I have a great story to tell, I’ll admit it.
I came to the UK as part of the Windrush generation. I landed in Birmingham with nothing: my four brothers and I lived in poverty, and I had to scrap for everything. I worked on my father’s allotment from the age of five; I dropped out of school, and I was dishonourably discharged from the army. I trained as a chef, talked my way into the BBC, brought Gordon Ramsey and James Martin (amongst others) to the small screen, and then became the UK’s first and only black farmer – a title I still hold today.
I was handed that name, rather than presented myself in that way – for that’s what my neighbours called me. So that’s what I called my business when I launched it nearly 20 years ago – The Black Farmer. We now have products in all the major supermarkets, sell direct to consumers online and operate an incubator for small brands.
The big business theme that has come to the fore over the last couple of years seems to show no sign of slowing. That theme is the rise of ‘purpose’. High street banks, investment behemoths, retailers, and businesses from all walks of life are investing huge sums of money to improve their purpose proposition. From climate change targets to gender wage gap commitments, big businesses are clearly as passionate about being known for being ‘good’ as they are for delivering a good service or producing a good project.
And this is no bad thing, of course. In fact, it is encouraging that consumers are clearly driving this demand. But what can entrepreneurs learn from this?
The short answer is that authenticity is key to any sense of ‘purpose’. Big businesses are no longer faceless, or soleless, they’re not as ruthless as it looked like they were going to be in the ‘90s and at the turn of the century. And because they are conscious of the power of the narrative, they respond to stories – to people. Entrepreneurs need to spend as much time preparing their story, as they do their finances, if not more so. Otherwise big businesses will not engage.
Storytelling can improve sales, can create a brand to engage with, allow investors or possible partners to truly understand the journey the business is on. At The Black Farmer for instance, we receive hundreds of pitches for investment and support. And while some have fascinating products, or impressive sales forecasts, without a good story to tell, we will not invest.

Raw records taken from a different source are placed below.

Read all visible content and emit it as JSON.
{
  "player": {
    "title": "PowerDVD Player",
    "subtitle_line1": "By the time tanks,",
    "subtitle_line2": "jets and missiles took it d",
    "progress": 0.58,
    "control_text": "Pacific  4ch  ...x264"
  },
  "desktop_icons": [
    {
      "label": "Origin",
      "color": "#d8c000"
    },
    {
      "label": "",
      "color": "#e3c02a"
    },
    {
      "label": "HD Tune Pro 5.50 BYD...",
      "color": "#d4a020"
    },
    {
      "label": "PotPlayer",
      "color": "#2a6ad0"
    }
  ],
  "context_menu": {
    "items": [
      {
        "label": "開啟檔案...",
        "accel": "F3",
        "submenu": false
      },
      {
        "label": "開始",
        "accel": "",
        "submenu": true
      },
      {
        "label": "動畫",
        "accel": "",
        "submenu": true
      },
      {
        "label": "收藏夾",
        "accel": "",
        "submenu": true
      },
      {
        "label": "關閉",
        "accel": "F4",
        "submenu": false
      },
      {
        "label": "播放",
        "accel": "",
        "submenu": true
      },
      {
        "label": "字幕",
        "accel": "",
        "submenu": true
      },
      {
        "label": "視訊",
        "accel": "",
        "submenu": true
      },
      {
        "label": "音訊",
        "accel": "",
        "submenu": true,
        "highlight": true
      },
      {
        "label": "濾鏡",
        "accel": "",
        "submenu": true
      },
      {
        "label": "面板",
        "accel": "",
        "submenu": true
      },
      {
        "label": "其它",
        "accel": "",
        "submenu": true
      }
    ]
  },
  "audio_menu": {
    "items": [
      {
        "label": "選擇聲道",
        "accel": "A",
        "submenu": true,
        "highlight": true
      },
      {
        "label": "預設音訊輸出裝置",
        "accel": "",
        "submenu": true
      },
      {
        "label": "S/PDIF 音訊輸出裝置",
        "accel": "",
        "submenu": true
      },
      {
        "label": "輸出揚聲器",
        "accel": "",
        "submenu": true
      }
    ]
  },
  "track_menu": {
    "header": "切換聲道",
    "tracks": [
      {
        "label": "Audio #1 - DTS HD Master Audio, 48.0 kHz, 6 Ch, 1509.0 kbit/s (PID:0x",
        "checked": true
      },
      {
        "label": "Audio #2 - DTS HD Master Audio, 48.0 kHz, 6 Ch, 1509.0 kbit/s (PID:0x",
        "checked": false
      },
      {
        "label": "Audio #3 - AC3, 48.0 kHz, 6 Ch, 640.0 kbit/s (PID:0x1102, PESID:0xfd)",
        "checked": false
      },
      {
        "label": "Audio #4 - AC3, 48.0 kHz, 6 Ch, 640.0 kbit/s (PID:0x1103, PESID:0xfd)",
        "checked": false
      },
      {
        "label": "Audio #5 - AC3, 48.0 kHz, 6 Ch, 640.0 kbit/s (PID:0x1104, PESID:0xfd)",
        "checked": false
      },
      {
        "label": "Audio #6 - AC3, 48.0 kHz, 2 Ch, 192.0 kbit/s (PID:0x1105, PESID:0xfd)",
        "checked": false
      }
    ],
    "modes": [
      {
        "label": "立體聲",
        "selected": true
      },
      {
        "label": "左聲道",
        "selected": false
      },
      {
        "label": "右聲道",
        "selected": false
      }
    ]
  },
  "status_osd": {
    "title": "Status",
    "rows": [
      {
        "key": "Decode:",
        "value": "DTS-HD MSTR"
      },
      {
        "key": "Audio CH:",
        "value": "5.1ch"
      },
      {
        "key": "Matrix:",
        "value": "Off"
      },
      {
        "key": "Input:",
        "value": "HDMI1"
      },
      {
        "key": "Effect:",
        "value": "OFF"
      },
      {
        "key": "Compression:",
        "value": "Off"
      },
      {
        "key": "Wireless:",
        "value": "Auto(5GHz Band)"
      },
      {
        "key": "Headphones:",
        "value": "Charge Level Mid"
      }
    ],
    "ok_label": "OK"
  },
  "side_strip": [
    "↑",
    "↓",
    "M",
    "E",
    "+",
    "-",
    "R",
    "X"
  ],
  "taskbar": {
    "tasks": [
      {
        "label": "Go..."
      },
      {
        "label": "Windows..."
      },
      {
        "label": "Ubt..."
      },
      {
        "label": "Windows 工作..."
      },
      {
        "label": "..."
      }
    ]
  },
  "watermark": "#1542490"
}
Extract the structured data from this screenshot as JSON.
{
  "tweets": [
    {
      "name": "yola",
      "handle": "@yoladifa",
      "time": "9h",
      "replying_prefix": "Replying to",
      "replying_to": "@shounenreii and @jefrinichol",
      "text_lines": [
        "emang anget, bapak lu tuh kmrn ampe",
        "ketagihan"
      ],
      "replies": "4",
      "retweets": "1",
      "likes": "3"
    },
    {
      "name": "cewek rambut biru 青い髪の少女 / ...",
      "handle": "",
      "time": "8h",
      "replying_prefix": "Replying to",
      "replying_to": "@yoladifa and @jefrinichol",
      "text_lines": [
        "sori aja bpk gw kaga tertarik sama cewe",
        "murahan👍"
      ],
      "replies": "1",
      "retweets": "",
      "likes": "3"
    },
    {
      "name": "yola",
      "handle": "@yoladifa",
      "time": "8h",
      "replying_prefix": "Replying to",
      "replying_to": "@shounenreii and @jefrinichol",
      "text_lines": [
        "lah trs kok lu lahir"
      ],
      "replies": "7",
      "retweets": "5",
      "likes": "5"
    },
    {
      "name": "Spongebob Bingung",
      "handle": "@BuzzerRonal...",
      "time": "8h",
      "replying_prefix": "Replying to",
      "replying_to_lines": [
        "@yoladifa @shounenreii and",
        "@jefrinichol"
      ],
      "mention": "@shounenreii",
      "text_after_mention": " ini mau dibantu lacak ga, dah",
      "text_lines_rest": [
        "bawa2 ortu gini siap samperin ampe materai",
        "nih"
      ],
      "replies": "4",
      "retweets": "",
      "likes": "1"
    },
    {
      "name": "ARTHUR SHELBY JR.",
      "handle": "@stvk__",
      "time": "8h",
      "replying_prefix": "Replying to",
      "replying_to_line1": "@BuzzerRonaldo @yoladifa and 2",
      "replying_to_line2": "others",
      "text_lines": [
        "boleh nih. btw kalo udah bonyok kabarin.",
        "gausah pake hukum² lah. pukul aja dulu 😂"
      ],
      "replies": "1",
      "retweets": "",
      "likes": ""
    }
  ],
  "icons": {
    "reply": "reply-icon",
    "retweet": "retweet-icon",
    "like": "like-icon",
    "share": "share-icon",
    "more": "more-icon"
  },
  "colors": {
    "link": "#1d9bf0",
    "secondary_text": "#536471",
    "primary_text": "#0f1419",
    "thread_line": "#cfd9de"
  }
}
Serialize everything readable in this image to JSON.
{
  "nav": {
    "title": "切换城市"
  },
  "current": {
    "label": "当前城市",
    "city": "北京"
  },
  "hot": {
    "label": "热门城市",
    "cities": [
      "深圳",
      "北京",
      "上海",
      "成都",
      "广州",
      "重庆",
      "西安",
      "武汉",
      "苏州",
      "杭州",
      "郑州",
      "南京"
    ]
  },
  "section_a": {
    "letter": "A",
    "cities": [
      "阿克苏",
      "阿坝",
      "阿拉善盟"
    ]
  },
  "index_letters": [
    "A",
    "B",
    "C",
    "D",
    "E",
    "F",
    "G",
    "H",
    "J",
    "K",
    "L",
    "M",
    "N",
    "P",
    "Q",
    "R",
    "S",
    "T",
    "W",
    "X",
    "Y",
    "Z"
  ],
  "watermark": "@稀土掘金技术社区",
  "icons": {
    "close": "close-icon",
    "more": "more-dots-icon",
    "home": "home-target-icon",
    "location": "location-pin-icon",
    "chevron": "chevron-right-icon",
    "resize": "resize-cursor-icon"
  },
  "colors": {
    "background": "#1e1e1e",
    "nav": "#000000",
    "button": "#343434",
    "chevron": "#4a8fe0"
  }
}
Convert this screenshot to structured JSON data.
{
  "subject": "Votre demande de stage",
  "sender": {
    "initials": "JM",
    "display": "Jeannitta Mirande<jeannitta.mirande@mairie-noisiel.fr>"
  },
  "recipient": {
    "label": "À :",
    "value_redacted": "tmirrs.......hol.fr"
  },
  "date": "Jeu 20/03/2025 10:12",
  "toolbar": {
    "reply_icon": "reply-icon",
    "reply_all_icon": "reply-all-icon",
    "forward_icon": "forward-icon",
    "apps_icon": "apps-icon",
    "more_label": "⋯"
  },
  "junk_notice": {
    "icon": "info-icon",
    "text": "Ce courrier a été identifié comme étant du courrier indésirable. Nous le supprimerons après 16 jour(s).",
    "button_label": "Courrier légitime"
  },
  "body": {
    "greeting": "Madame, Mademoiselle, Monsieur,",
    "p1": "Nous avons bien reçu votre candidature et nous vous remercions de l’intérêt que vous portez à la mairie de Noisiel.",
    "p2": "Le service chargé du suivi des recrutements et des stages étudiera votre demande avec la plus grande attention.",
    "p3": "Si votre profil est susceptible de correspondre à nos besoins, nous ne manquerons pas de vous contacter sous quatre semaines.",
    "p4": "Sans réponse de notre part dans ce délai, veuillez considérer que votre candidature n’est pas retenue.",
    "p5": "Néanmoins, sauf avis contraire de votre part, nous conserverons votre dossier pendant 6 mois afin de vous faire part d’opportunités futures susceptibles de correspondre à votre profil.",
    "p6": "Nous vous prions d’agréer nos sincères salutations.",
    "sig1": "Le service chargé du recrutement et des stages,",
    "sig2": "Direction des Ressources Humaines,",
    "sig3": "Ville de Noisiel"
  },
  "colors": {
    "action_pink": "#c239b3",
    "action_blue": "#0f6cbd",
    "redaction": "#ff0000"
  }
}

According to analysis by the Centre for Entrepreneurs, nearly half a million new businesses were launched during the pandemic in the UK – an increase compared to the same period the previous year. The sad reality is that most of those will fail. Those that will succeed will be the ones with the interesting story to tell. And the most important thing is – everyone has a story to tell. If you’ve made the decision to become an entrepreneur, you definitely do. Everyone has a personality worth sharing, and personality is what makes a success.
Business is like dating or making friendships. You end up with someone who brings strength to where you may be weak. It is impossible to determine what you need and how to grow if you don’t first know how to tell your story. Entrepreneurs must be more than an idea, or a product, they must be able to demonstrate where they come from, what they believe, what makes them tick. Investors nowadays invest in stories; those who have a strong one will make the cut.